Morir bien es mejor que vivir mal

El suicidio celular o apoptosis es responsable de sucesos absolutamente sorprendentes, por ejemplo, una de cada dos neuronas muere durante la formación del sistema nervioso y el 90 % de los linfocitos perecen durante el establecimiento del sistema inmunitario. De tal manera que cada uno de nosotros antes de nacer ya tiene un estrecho vínculo con la muerte; antes del nacimiento, el suicidio celular o apoptosis moldea los tejidos, da forma a órganos, esculpe al nuevo ser. La muerte igualitaria e imparcial es necesaria en la formación y desarrollo del nuevo individuo.

El fenómeno de la apoptosis es uno de los tantos ejemplos que la naturaleza nos da sobre muertes dignas; el vivir conectado por años a máquinas que nos proporcionan una vida artificial y en contra de la voluntad del individuo, es una forma indigna de vivir. Solo basta recordar el famoso caso del marinero y escritor español Ramón Sampedro, llevado al cine por Alejandro Amenábar en su película Mar adentro, quien quedó parapléjico a los 25 años de edad y solicitó al gobierno español la eutanasia bajo el argumento del derecho de cada persona a disponer de su propia vida, estando incapacitado para cometer suicidio.

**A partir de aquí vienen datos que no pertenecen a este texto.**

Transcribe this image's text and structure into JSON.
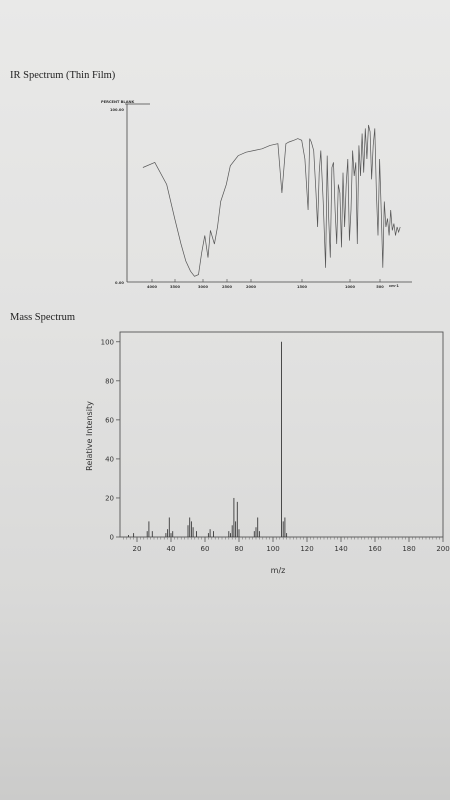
{
  "ir": {
    "title": "IR Spectrum (Thin Film)",
    "chart_data": {
      "type": "line",
      "title": "IR Spectrum (Thin Film)",
      "ylabel": "PERCENT BLANK",
      "ylim_labels": [
        "0.00",
        "100.00"
      ],
      "x_tick_labels": [
        "4000",
        "3500",
        "3000",
        "2500",
        "2000",
        "1500",
        "1000",
        "500"
      ],
      "x_unit_label": "cm-1",
      "xlim": [
        4000,
        500
      ],
      "ylim": [
        0,
        100
      ],
      "series": [
        {
          "x": [
            3800,
            3650,
            3500,
            3400,
            3320,
            3260,
            3200,
            3150,
            3100,
            3060,
            3020,
            2980,
            2950,
            2900,
            2860,
            2820,
            2750,
            2700,
            2600,
            2500,
            2400,
            2300,
            2200,
            2100,
            2050,
            2000,
            1960,
            1900,
            1850,
            1800,
            1760,
            1720,
            1700,
            1680,
            1650,
            1620,
            1600,
            1580,
            1560,
            1530,
            1500,
            1480,
            1460,
            1440,
            1420,
            1400,
            1380,
            1360,
            1340,
            1320,
            1300,
            1280,
            1260,
            1240,
            1220,
            1200,
            1180,
            1160,
            1140,
            1120,
            1100,
            1080,
            1060,
            1040,
            1020,
            1000,
            980,
            960,
            940,
            920,
            900,
            880,
            860,
            840,
            820,
            800,
            780,
            760,
            740,
            720,
            700,
            680,
            660,
            640,
            620,
            600,
            580,
            560
          ],
          "y": [
            65,
            68,
            55,
            35,
            20,
            10,
            4,
            1,
            2,
            15,
            25,
            12,
            28,
            20,
            30,
            45,
            55,
            66,
            72,
            74,
            75,
            76,
            78,
            79,
            50,
            79,
            80,
            81,
            82,
            81,
            70,
            40,
            82,
            80,
            75,
            50,
            30,
            62,
            75,
            45,
            6,
            72,
            35,
            12,
            65,
            68,
            40,
            20,
            55,
            50,
            18,
            62,
            30,
            55,
            70,
            22,
            40,
            75,
            60,
            68,
            20,
            78,
            60,
            85,
            62,
            88,
            70,
            90,
            86,
            58,
            78,
            88,
            50,
            25,
            70,
            40,
            6,
            45,
            30,
            35,
            25,
            40,
            28,
            32,
            25,
            30,
            27,
            30
          ]
        }
      ]
    }
  },
  "ms": {
    "title": "Mass Spectrum",
    "chart_data": {
      "type": "bar",
      "title": "Mass Spectrum",
      "xlabel": "m/z",
      "ylabel": "Relative Intensity",
      "xlim": [
        10,
        200
      ],
      "ylim": [
        0,
        105
      ],
      "x_ticks": [
        20,
        40,
        60,
        80,
        100,
        120,
        140,
        160,
        180,
        200
      ],
      "y_ticks": [
        0,
        20,
        40,
        60,
        80,
        100
      ],
      "peaks": [
        {
          "mz": 15,
          "intensity": 1
        },
        {
          "mz": 18,
          "intensity": 2
        },
        {
          "mz": 26,
          "intensity": 3
        },
        {
          "mz": 27,
          "intensity": 8
        },
        {
          "mz": 29,
          "intensity": 3
        },
        {
          "mz": 37,
          "intensity": 2
        },
        {
          "mz": 38,
          "intensity": 4
        },
        {
          "mz": 39,
          "intensity": 10
        },
        {
          "mz": 40,
          "intensity": 2
        },
        {
          "mz": 41,
          "intensity": 3
        },
        {
          "mz": 50,
          "intensity": 6
        },
        {
          "mz": 51,
          "intensity": 10
        },
        {
          "mz": 52,
          "intensity": 8
        },
        {
          "mz": 53,
          "intensity": 5
        },
        {
          "mz": 55,
          "intensity": 3
        },
        {
          "mz": 62,
          "intensity": 2
        },
        {
          "mz": 63,
          "intensity": 4
        },
        {
          "mz": 65,
          "intensity": 3
        },
        {
          "mz": 74,
          "intensity": 3
        },
        {
          "mz": 75,
          "intensity": 2
        },
        {
          "mz": 76,
          "intensity": 6
        },
        {
          "mz": 77,
          "intensity": 20
        },
        {
          "mz": 78,
          "intensity": 8
        },
        {
          "mz": 79,
          "intensity": 18
        },
        {
          "mz": 80,
          "intensity": 4
        },
        {
          "mz": 89,
          "intensity": 3
        },
        {
          "mz": 90,
          "intensity": 5
        },
        {
          "mz": 91,
          "intensity": 10
        },
        {
          "mz": 92,
          "intensity": 3
        },
        {
          "mz": 105,
          "intensity": 100
        },
        {
          "mz": 106,
          "intensity": 8
        },
        {
          "mz": 107,
          "intensity": 10
        },
        {
          "mz": 108,
          "intensity": 2
        }
      ]
    }
  }
}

Así como se tiene el derecho a una vida digna, también se debe de tener el derecho a morir dignamente.

Indefectiblemente, el sufrimiento es el peor de los males. Un adulto o un niño con el consentimiento de sus padres debería de tener derecho a poner fin a su vida en los casos en donde existe un sufrimiento incontrolable y desesperado, un diagnóstico y un pronóstico ciertos, la confirmación por otro médico, el consentimiento de los padres (en el caso de un niño) y que se trate de una práctica médica aceptada. Es inadmisible que, según la Fundación pro Derecho a Morir Dignamente (DMD), el 98 % de las solicitudes de eutanasia realizadas por personas con la plenitud de sus funciones mentales y que cumplen con los requisitos no se llevan a cabo. O por burocracia de las EPS o por negligencia de los médicos del comité de muerte digna que debe recibir estos casos.

Es el individuo quien decide hasta cuándo quiere vivir y no el Estado guiado por preceptos religiosos. El cuerpo nos pertenece y por ende es detestable la obligación de vivir por necesidad, debe ser un imperativo la posibilidad de elegir perder la vida por voluntad propia. Como lo plantea el filósofo del hedonismo Michael Onfray, “la existencia no vale por la cantidad de vida vivida, sino por su calidad; morir bien es mejor que vivir mal”. El individuo debe de tener la potestad de si prefiere vivir sus últimos días bajo un literal viacrucis existencial trazado por el sufrimiento, el dolor y la angustia, o de si prefiere acceder a una salida voluntaria; se vive lo que se puede, no lo que se debe.

Sin embargo, religiones como el islam, el judaísmo y el cristianismo prohíben expresamente la eutanasia. Como resultado, muchas personas creen que “solo Dios debe decidir el momento de la muerte”. Pero en un Estado laico no se pueden acomodar las leyes pensando sólo en los cristianos, se deben de tener en cuenta a aquellos que no creemos en los mundos de ultratumba y que pensamos que después de la muerte nos consumimos en cuerpo y alma.

Rodrigo Urrego Álvarez. Profesor, Universidad CES.